Manufacturing, too, grew in developing countries, along with consumption. But new problems emerged. By the 1990s pesticides sprayed in developing countries were making their way back to the industrialised world. The poison had come full circle. The return route was multiple. One such route was food import. In 1996 chlordane -- banned in the us but exported by its corporations -- was found in carrots imported from Mexico. The second route was via the oceans and atmosphere. Pesticides sprayed in the developing world were found in the waters of even the remote polar regions of the world.

Global action has been multi-pronged. Firstly, the world community has negotiated the Stockholm Convention on Persistent Organic Pollutants. Under this, 12 organochlorine pesticides and industrial chemicals have been targeted for global ban. A committee reviews and targets more of these pollutants. Secondly, the Rotterdam convention on Prior Informed Consent Procedure for Certain Hazardous Chemicals and Pesticides in International Trade was adopted. The convention enables countries to express their "prior informed consent" before receiving imports of a specified list of hazardous and banned chemicals. Again, a list - 27 to begin with and 4 added in the last few years.

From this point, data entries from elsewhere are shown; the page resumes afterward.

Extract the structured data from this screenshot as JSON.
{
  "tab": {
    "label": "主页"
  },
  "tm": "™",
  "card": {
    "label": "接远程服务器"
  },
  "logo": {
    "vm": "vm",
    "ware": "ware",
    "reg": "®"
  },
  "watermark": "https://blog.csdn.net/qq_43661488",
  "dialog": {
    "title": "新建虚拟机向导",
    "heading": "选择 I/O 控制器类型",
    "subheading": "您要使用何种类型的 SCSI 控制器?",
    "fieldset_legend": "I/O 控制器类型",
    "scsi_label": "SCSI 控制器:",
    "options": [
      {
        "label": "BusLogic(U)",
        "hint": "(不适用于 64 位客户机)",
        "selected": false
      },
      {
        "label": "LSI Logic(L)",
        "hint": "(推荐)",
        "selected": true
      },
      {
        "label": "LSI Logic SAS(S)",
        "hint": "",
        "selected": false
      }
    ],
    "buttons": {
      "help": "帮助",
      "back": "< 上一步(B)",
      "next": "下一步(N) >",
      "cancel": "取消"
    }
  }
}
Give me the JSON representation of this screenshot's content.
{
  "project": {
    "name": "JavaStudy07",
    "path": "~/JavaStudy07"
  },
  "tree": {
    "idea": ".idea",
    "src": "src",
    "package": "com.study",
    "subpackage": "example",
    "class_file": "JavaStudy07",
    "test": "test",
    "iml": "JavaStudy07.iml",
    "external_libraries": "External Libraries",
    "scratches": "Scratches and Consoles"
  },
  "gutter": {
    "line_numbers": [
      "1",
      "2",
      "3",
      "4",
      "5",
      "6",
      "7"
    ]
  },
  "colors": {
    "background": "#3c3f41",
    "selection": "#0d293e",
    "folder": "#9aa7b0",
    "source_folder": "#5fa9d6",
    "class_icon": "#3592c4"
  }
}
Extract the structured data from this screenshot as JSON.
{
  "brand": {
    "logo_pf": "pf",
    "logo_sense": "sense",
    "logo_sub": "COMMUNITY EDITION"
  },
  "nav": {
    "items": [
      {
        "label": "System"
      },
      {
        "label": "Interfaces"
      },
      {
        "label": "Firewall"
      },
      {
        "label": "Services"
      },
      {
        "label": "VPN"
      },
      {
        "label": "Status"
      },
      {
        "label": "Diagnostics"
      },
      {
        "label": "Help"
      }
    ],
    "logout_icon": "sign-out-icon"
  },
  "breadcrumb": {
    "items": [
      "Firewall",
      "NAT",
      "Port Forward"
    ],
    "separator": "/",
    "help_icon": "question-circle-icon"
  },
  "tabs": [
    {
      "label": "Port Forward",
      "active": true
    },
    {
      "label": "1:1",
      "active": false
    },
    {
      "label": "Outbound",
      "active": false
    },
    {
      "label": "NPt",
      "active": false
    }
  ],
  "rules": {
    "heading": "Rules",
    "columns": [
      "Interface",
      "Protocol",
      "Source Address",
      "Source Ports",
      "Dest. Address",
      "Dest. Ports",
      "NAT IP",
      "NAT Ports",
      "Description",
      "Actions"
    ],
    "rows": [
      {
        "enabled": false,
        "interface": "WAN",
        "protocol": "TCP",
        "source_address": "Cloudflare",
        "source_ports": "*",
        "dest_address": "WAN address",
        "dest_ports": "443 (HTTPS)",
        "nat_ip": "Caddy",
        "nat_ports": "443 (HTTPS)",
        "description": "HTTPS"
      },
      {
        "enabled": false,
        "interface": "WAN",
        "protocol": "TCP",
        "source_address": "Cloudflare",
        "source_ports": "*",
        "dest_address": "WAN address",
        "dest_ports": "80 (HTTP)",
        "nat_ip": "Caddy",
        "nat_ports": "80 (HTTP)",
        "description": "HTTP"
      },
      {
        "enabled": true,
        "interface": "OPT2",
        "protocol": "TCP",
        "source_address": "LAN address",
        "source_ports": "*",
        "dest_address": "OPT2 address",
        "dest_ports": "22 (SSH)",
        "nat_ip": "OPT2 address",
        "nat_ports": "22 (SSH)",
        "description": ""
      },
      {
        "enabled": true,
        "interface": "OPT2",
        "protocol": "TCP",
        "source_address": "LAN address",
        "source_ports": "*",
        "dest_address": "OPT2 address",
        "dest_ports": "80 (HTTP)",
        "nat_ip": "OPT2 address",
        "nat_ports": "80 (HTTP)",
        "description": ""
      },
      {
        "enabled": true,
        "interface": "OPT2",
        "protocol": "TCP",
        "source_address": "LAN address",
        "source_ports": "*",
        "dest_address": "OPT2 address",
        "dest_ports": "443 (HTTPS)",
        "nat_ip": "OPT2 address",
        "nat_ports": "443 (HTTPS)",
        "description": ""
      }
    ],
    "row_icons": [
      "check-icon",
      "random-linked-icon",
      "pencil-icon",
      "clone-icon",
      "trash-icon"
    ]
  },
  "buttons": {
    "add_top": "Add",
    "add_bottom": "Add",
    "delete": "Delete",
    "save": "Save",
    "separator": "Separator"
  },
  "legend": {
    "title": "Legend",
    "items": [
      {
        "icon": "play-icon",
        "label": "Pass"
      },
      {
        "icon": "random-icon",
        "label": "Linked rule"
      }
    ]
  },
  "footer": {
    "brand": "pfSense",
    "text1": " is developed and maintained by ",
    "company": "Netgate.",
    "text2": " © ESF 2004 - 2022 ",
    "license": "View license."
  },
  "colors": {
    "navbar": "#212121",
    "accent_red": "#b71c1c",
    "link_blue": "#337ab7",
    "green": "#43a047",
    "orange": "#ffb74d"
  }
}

But the chain remains unbroken. In India, for instance, toxic organochlorine aldrin was banned. It was replaced by another insecticide, chlorpyrifos . This insecticide was found in most samples of bottled water the Centre for Science and Environment recently analysed (see: Down To Earth, vol 11, no 18; February 15, 2003). It is under urgent review the world over because of its neuroteratogenic properties. But not in India.

In India, the government does not even think it just or fit to disclose the known toxicity of the chemicals registered by the Central Insecticides Board. Science and silence go hand in hand in a conspiracy that thrills the industry-government combine.

The problem, scientists will tell you, is that it is impossible to know everything about a product when it is introduced. The one option is to invest in science for ecological security, so that we stay ahead of nasty environmental surprises. Environmental assessment of products, and not just projects, must be mandatory and more stringent.

But much more important is to jump ahead. To break the cycle. To invent and innovate in products outside the toxicity treadmill. But for this new-generation of products, industry will need less greed and more foresight.

It will also need the stick of regulation. One key issue is to build a strong liability regime so that the manufacturer is warned of the precautions needed to invent products that could be profitable in the short-run and toxic in the long-run. This liability regime will force manufacturers to take life-time responsibility and invest in sustainability.

Otherwise, progress will just be putrid.